Quoique ce privilége n'eût été accordé qu'à la demande et par la protection du seigneur baron, la ville, qui tendait toujours à concentrer entre ses mains toutes les affaires, finit par s'attribuer la police du papegault (1). Le profit qu'elle en retira fut mince. A partir de 1700, cet exercice donna lieu à des querelles qui se renouvelaient chaque année soit entre les habitants, soit entre l'administration seigneuriale et municipale qui, ne manquaient aucune occasion de se chicaner et de se jouer de mauvais tours. Le récit de quelques-unes de ces scènes, qui menaçaient quelquefois de passer du comique au tragique, divertira le lecteur du sérieux de l'histoire.

C'était en l'année 1704. Le sieur Caneven, tambour de ville, avait été révoqué de ses fonctions pour voies de fait et insultes envers les agents de l'autorité municipale, dans une lutte que nous rapporterons plus tard. Or, le jour arriva où Julien Yvon, roi du papegault en l'année précédente, devait aller présenter l'oiseau au château d'abord, puis à la mairie, pour le faire approuver. Caneven, malgré la défense qui lui avait été faite, s'empressa de porter sa caisse chez Yvon, pour donner, selon l'usage, plus de solennité à la marche. Le maire, instruit de ce qui se passait, envoya prendre la caisse.
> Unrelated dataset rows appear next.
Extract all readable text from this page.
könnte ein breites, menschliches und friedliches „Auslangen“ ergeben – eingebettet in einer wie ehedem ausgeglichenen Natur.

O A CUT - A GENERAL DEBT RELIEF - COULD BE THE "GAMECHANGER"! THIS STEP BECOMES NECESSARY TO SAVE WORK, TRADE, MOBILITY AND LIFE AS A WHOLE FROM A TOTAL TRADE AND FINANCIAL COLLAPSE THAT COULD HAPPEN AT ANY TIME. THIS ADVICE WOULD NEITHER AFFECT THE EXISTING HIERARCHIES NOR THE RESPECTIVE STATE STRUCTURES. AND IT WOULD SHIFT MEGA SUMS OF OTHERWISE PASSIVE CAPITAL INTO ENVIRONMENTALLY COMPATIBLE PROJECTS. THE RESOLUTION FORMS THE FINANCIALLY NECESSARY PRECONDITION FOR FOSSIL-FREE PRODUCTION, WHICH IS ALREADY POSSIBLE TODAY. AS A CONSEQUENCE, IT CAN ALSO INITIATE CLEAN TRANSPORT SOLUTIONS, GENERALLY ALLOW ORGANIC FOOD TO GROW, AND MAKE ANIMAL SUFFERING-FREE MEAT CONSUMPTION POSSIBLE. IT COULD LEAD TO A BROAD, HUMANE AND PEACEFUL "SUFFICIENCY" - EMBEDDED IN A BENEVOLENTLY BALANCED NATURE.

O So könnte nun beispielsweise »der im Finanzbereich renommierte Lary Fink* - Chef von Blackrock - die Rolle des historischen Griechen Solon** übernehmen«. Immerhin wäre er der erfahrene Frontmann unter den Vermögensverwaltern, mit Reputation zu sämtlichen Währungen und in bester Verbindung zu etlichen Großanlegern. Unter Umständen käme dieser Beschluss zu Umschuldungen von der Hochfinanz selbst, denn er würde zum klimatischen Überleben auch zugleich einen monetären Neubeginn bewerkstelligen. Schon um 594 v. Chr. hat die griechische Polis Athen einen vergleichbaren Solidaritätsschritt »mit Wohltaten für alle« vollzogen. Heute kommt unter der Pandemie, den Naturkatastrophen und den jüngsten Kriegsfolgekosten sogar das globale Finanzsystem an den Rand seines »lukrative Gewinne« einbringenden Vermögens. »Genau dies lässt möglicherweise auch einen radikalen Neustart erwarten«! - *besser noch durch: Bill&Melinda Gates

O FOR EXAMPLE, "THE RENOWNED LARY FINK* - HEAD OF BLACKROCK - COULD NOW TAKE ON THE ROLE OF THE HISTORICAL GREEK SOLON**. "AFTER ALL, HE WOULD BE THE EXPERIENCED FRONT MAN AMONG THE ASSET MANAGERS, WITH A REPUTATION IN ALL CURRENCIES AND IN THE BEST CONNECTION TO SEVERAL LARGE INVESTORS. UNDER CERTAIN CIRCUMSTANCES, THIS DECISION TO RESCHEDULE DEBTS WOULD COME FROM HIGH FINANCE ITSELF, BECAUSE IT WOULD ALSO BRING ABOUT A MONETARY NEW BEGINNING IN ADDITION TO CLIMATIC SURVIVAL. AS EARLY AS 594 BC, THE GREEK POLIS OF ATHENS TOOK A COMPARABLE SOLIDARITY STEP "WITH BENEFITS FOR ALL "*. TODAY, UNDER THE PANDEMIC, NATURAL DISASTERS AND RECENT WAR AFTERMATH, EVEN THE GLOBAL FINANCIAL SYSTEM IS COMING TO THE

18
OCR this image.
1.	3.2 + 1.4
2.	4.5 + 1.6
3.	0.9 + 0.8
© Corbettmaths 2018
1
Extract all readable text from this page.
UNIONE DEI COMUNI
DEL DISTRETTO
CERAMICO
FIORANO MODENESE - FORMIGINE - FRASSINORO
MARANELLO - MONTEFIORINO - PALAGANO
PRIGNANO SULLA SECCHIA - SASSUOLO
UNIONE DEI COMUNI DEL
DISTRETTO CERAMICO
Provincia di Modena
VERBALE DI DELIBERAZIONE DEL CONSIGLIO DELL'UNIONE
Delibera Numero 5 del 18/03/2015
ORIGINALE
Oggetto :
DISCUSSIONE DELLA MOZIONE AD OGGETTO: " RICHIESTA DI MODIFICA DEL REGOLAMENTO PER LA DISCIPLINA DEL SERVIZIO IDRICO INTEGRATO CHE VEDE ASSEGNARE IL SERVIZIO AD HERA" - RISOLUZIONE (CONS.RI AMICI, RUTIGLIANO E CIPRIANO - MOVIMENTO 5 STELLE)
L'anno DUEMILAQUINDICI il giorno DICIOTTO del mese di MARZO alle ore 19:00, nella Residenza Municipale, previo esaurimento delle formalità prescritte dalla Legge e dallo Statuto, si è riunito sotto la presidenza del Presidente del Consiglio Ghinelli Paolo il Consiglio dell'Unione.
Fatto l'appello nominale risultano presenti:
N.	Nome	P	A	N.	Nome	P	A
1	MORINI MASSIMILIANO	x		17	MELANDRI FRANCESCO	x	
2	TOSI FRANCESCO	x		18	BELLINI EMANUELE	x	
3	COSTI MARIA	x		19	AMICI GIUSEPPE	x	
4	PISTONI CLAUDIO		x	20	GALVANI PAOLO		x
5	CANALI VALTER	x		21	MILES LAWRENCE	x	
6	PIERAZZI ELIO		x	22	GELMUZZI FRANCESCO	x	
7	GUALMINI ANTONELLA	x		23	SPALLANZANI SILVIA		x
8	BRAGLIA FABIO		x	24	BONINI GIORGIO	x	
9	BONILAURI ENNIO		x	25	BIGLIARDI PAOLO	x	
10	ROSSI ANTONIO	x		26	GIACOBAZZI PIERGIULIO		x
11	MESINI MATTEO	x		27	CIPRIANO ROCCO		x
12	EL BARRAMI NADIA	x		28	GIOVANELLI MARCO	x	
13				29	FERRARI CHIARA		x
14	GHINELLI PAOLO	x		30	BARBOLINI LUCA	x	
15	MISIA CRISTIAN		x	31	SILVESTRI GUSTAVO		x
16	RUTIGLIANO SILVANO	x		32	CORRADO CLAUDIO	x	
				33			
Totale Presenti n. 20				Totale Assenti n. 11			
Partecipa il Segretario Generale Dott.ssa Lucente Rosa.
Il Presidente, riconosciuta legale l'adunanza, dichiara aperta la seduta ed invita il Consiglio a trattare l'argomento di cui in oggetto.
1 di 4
Caneven s'en procura une autre, retourna prendre Yvon et, suivi de toute une escorte, alla, tambour battant, porter le papegay à messieurs les officiers de la baronnie, sénéchal, alloué et procureur fiscal à qui il appartenait de visiter l'oiseau et de juger s'il était bien fait et selon les règlements. Puis, descendant du château, le cortège vint le présenter à l'Hôtel-de-Ville, toujours conduit par l'audacieux Caneven, qui battait la caisse à la barbe du maire. Celui-ci était trop jeune (2) pour souffrir patiemment une pareille insulte. Il se jette sur la fatale caisse pour l'arracher des mains de Caneven qui proteste, se débat et jette les hauts cris, prétendant qu'il n'agissait que par les ordres du procureur fiscal; mais le tambour resta aux mains du maire et force resta à l'autorité.